The number of women holding board positions in companies has increased over the years but this increase has been quite slow.
From 12.4 percent participation rate in 2017, only 17.1 percent Indian women are board members in 2022 a report by Deloitte. Other democracies such as Australia, Canada and France have fared better as they are 15-20 percent higher when compared to India.
“People took me less seriously. They expected a boss higher up who is a male. My male subordinates were reluctant to report to me. Nobody believed my achievements; they said it was my contacts that got me here. So, yes it was hard to get here,” said Kavitha M, a board member at D1 Fortification.
The Karnataka State Commission for Women states that there are many factors contributing to this low rate. The Chairperson of the Karnataka State Commission for Women, Pramila Naidu said, “A lot of this is because of harassment and discrimination at work. We get a lot of complaints of harassment from working women. Other reasons for this are child marriage, work-life balance, and the like.”
“To tell you the reality, this 17 percent is also because there is a compulsion from the government to have at least one female board member. I have seen boards with just one woman and ten other men. Their positions are just ornamental,” said Arundhati Dhar, a board member in several; companies.

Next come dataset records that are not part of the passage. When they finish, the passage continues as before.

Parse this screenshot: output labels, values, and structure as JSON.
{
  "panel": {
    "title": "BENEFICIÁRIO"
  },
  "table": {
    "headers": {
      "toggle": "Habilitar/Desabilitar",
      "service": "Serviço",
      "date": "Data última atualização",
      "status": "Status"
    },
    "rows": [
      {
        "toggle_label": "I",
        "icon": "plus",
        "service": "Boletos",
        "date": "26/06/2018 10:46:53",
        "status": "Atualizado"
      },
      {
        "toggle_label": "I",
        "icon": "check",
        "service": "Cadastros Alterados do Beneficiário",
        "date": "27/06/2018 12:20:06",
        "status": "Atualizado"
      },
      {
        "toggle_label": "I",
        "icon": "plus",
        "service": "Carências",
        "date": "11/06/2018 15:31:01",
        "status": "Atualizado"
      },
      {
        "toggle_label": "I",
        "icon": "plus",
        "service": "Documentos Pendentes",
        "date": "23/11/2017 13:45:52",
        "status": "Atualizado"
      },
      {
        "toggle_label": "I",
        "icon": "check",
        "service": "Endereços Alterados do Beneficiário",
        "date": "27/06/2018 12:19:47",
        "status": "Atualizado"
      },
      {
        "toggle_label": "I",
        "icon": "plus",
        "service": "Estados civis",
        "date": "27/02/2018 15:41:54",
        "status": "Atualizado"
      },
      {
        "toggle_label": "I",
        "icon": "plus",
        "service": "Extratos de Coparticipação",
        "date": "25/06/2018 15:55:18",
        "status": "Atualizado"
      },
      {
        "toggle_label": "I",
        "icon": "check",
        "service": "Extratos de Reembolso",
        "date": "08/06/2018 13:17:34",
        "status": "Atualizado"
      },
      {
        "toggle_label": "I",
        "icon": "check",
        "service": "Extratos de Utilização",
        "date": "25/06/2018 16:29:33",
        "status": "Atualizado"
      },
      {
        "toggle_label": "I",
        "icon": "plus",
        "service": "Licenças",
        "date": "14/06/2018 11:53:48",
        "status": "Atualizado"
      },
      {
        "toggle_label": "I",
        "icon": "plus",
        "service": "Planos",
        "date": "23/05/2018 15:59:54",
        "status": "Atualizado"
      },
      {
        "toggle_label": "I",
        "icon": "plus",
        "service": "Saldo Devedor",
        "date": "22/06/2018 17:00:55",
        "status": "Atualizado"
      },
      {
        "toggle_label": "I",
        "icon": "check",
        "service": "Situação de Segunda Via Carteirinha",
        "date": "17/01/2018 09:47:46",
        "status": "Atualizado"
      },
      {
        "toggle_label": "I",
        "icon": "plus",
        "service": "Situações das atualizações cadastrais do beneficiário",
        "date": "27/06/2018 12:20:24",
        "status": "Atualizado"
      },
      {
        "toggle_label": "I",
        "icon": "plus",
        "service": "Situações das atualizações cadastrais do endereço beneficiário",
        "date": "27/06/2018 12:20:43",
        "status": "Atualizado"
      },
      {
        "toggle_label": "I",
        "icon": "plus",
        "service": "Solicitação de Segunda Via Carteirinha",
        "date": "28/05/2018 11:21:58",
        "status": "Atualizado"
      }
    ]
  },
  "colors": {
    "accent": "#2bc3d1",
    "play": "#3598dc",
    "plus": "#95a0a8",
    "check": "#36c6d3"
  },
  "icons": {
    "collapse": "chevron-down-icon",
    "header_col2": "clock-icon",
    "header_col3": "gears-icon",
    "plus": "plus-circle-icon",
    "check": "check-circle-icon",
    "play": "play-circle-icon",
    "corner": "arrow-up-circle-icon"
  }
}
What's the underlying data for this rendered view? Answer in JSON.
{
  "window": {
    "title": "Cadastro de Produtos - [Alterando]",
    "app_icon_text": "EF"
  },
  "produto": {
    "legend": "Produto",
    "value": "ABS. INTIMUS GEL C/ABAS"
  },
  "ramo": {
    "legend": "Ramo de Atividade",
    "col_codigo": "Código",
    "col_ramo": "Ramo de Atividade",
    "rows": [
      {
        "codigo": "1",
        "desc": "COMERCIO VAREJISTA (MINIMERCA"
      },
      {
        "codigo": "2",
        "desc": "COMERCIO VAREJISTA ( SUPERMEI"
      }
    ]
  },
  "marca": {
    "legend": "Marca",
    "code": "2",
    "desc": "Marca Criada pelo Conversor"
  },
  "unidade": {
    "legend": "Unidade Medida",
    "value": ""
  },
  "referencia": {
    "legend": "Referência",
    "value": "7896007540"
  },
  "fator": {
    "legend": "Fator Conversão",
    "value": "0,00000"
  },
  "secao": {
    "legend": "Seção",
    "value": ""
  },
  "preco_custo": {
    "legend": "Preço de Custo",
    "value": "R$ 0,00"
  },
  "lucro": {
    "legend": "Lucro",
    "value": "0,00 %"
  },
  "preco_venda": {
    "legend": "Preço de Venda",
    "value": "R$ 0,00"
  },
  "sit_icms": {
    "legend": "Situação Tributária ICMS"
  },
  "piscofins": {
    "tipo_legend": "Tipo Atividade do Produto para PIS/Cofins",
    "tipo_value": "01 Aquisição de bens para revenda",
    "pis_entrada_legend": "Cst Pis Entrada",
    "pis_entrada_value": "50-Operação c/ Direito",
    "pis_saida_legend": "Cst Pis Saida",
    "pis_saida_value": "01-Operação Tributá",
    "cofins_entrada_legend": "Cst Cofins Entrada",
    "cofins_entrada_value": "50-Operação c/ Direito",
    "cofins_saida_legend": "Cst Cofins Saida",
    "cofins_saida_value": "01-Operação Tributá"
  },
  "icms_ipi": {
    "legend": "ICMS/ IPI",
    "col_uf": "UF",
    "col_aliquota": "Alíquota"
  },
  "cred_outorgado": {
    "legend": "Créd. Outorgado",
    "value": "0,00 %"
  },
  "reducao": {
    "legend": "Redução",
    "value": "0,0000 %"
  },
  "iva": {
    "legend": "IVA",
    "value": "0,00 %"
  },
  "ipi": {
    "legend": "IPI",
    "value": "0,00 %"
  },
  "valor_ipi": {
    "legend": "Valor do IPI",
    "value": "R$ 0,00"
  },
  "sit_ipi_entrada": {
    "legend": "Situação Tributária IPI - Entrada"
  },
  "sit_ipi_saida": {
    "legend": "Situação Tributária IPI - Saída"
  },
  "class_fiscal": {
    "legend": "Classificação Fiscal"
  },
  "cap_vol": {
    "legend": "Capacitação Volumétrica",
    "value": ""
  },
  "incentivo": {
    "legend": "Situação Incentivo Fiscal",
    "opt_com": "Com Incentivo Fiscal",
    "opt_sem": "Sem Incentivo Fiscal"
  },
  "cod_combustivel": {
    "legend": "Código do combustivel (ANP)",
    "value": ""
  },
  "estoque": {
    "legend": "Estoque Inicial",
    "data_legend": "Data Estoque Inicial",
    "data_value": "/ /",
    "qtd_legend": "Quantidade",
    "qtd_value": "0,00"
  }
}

From 98th position in the Global Gender Index in 2006, India has fallen to the 140th position in 2021. “Where we stand in terms of gender equality is really sad. The board rooms are so male dominated, and it is so cyclic that there is no female representation. Women are made to feel that they cannot aspire to such positions” said Sania Dogra, a women’s rights activist. The Karnataka State Commission for Women aims to have more awareness programs for working women this year.